A chase to the safety of the Spanish border.
Eleanor Gorton Clarke is an American writer living an opulent Bohemian lifestyle in Nazi-occupied Paris, which is slowly disintegrating in front of her eyes. She is mourning the death of her Parisian lover at the hands of the Germans and doesn’t realise her situation until the United States enters the war overnight.
Her best option is to flee the city she loves with little more than her valise, a couple of cartons of Chesterfield cigarettes and a precious first edition of the James Joyce novel, Finnegans Wake. A stranger saves her life at the hands of two enemy soldiers, whom he kills. The two of them find themselves on the run to the Spanish border from the relentless Kommissar Anton Bauer, hell bent on avenging the deaths of the German youths, who remind him of his sons.
Eleanor and her saviour, Henk, the two circumstantial partners-in-crime, must work together to survive, but they instantly despise each other. Both enter their own journeys of trust and self-discovery, along with a growing passion. But another, deeper secret emerges, and Eleanor makes the ultimate sacrifice in the name of love.
Eleanor is an enticing character; dogmatic and resilient (she drove an ambulance in World War One), but also vain and somewhat selfish. It is her flaws that make her so relatable to the reader; she will risk her life to ensure her nose is powdered; she will accidentally expose her identity for the sake of being right in an argument. Things don’t always run smoothly for her and she’s usually at least partly to blame for this. Henk is more enigmatic and obtuse, and the reader is drawn into the slow reveal of his history.

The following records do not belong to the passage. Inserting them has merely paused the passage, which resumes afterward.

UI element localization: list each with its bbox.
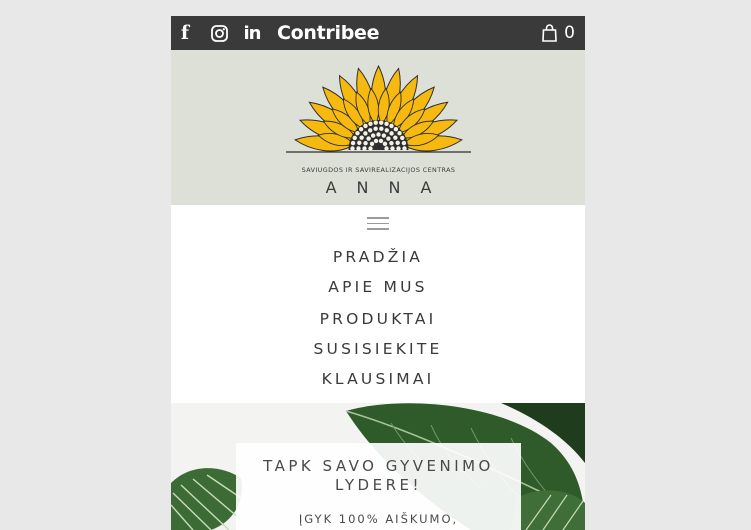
cart-count: 0 (564, 23, 575, 43)
top-bar: f in Contribee 0 (171, 16, 585, 50)
shopping-bag-icon (542, 24, 558, 42)
linkedin-icon[interactable]: in (241, 16, 263, 50)
contribee-link[interactable]: Contribee (277, 16, 379, 50)
nav-item-produktai[interactable]: PRODUKTAI (171, 310, 585, 328)
main-navigation: PRADŽIA APIE MUS PRODUKTAI SUSISIEKITE K… (171, 205, 585, 403)
hero-card: TAPK SAVO GYVENIMO LYDERE! ĮGYK 100% AIŠ… (236, 443, 521, 530)
hero-banner: TAPK SAVO GYVENIMO LYDERE! ĮGYK 100% AIŠ… (171, 403, 585, 530)
hero-title: TAPK SAVO GYVENIMO LYDERE! (263, 457, 494, 494)
cart-button[interactable]: 0 (542, 16, 575, 50)
menu-toggle-icon[interactable] (367, 217, 389, 231)
nav-item-apie-mus[interactable]: APIE MUS (171, 278, 585, 296)
anna-logo[interactable]: SAVIUGDOS IR SAVIREALIZACIJOS CENTRAS AN… (286, 62, 471, 197)
nav-item-pradzia[interactable]: PRADŽIA (171, 248, 585, 266)
sunflower-logo-icon (286, 64, 471, 153)
logo-name: ANNA (325, 178, 452, 197)
logo-subtitle: SAVIUGDOS IR SAVIREALIZACIJOS CENTRAS (301, 166, 456, 174)
hero-subtitle: ĮGYK 100% AIŠKUMO, (298, 512, 459, 526)
instagram-icon[interactable] (208, 16, 230, 50)
nav-item-susisiekite[interactable]: SUSISIEKITE (171, 340, 585, 358)
nav-item-klausimai[interactable]: KLAUSIMAI (171, 370, 585, 388)
facebook-icon[interactable]: f (177, 16, 193, 50)
site-header: SAVIUGDOS IR SAVIREALIZACIJOS CENTRAS AN… (171, 50, 585, 205)
mobile-page: f in Contribee 0 SAVIUGDOS IR SAVIREALIZ… (171, 16, 585, 530)
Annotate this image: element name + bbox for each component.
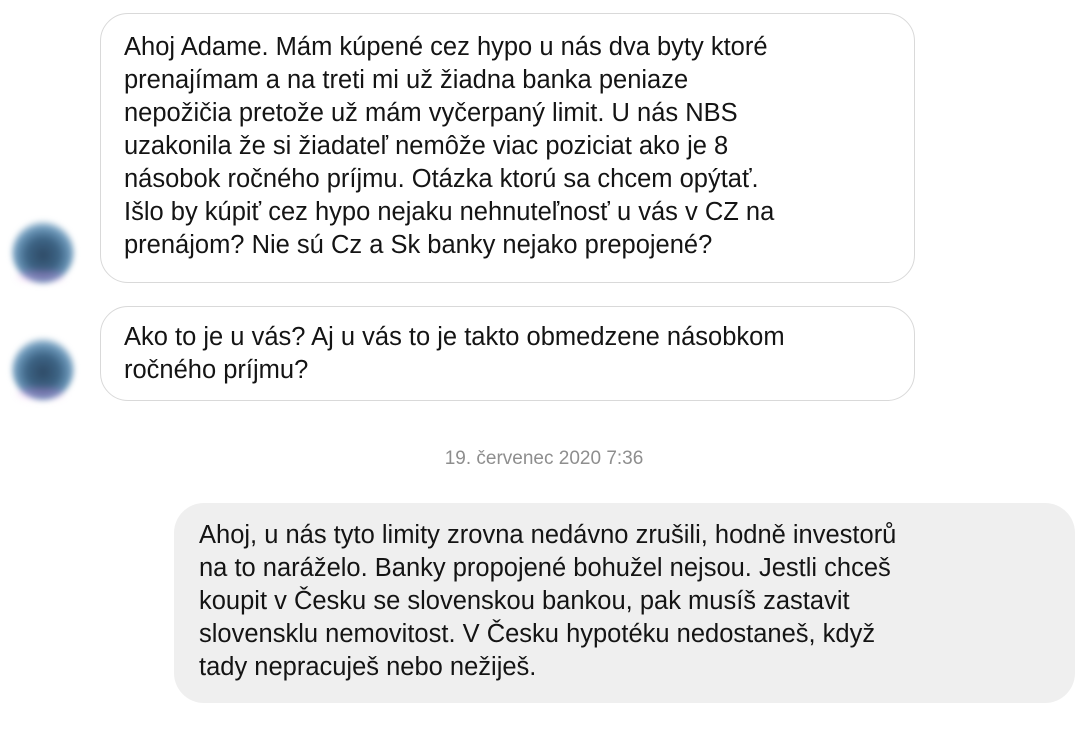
message-line: na to naráželo. Banky propojené bohužel … xyxy=(199,554,891,582)
outgoing-message-bubble[interactable]: Ahoj, u nás tyto limity zrovna nedávno z… xyxy=(174,503,1075,703)
sender-avatar[interactable] xyxy=(12,221,74,283)
message-line: Išlo by kúpiť cez hypo nejaku nehnuteľno… xyxy=(124,198,775,226)
incoming-message-bubble[interactable]: Ako to je u vás? Aj u vás to je takto ob… xyxy=(100,306,915,401)
message-line: prenájom? Nie sú Cz a Sk banky nejako pr… xyxy=(124,231,713,259)
sender-avatar[interactable] xyxy=(12,338,74,400)
incoming-message-bubble[interactable]: Ahoj Adame. Mám kúpené cez hypo u nás dv… xyxy=(100,13,915,283)
message-timestamp: 19. červenec 2020 7:36 xyxy=(444,448,644,469)
message-line: koupit v Česku se slovenskou bankou, pak… xyxy=(199,587,850,615)
message-line: uzakonila že si žiadateľ nemôže viac poz… xyxy=(124,132,729,160)
message-line: Ako to je u vás? Aj u vás to je takto ob… xyxy=(124,323,785,351)
message-line: ročného príjmu? xyxy=(124,356,309,384)
message-line: násobok ročného príjmu. Otázka ktorú sa … xyxy=(124,165,759,193)
message-line: nepožičia pretože už mám vyčerpaný limit… xyxy=(124,99,738,127)
message-line: prenajímam a na treti mi už žiadna banka… xyxy=(124,66,689,94)
message-line: Ahoj, u nás tyto limity zrovna nedávno z… xyxy=(199,521,897,549)
message-line: slovensklu nemovitost. V Česku hypotéku … xyxy=(199,620,876,648)
message-line: tady nepracuješ nebo nežiješ. xyxy=(199,653,537,681)
message-line: Ahoj Adame. Mám kúpené cez hypo u nás dv… xyxy=(124,33,768,61)
chat-thread: Ahoj Adame. Mám kúpené cez hypo u nás dv… xyxy=(0,0,1080,749)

Books and bookshops emerge as a motif: havens from the madness and unpredictability of war. Eleanor seeks both solitude and literal and metaphorical escape within these sanctuaries and they protect and strengthen her to the very end.
There have been many novels set amongst the back drop of confusion and mayhem during World War Two, but few have told the predicament of Americans caught in Paris at such a volatile time. Even fewer have described the plight of German soldiers who have fought bravely for their country, only to be exposed as having Jewish parentage and suddenly find themselves on the other side of the fence. Author J.R. Lonie, predominantly a screen writer and script editor of Australian film and television such as Kokoda and A Place to Call Home, has meticulously researched these forgotten stories, which have become intertwined with the tales of his protagonists, along with their escape route through France to the Spanish border. Viewing World War Two from this perspective is thrilling and unique and makes for a great story.
Although the historical side of the novel is almost faultless, The Woman from Saint Germaindoes not deliver the level of depth to the story the reader is seeking. The chase becomes repetitive and tedious and there is too much focus on Bauer’s methamphetamine-induced obsessions, whereas some of the more climactic events of the novel are reported in a few undescriptive sentences. At times the narrative focus shifts, so the reader sees an event from Eleanor’s perspective and then reveals Henk’s feelings about the same event. This was not necessary and confused the story at times; it would have been better to have left the second perspective implied.
Overall though, a well-researched tale of a dangerous escape through war-torn France with engaging characters.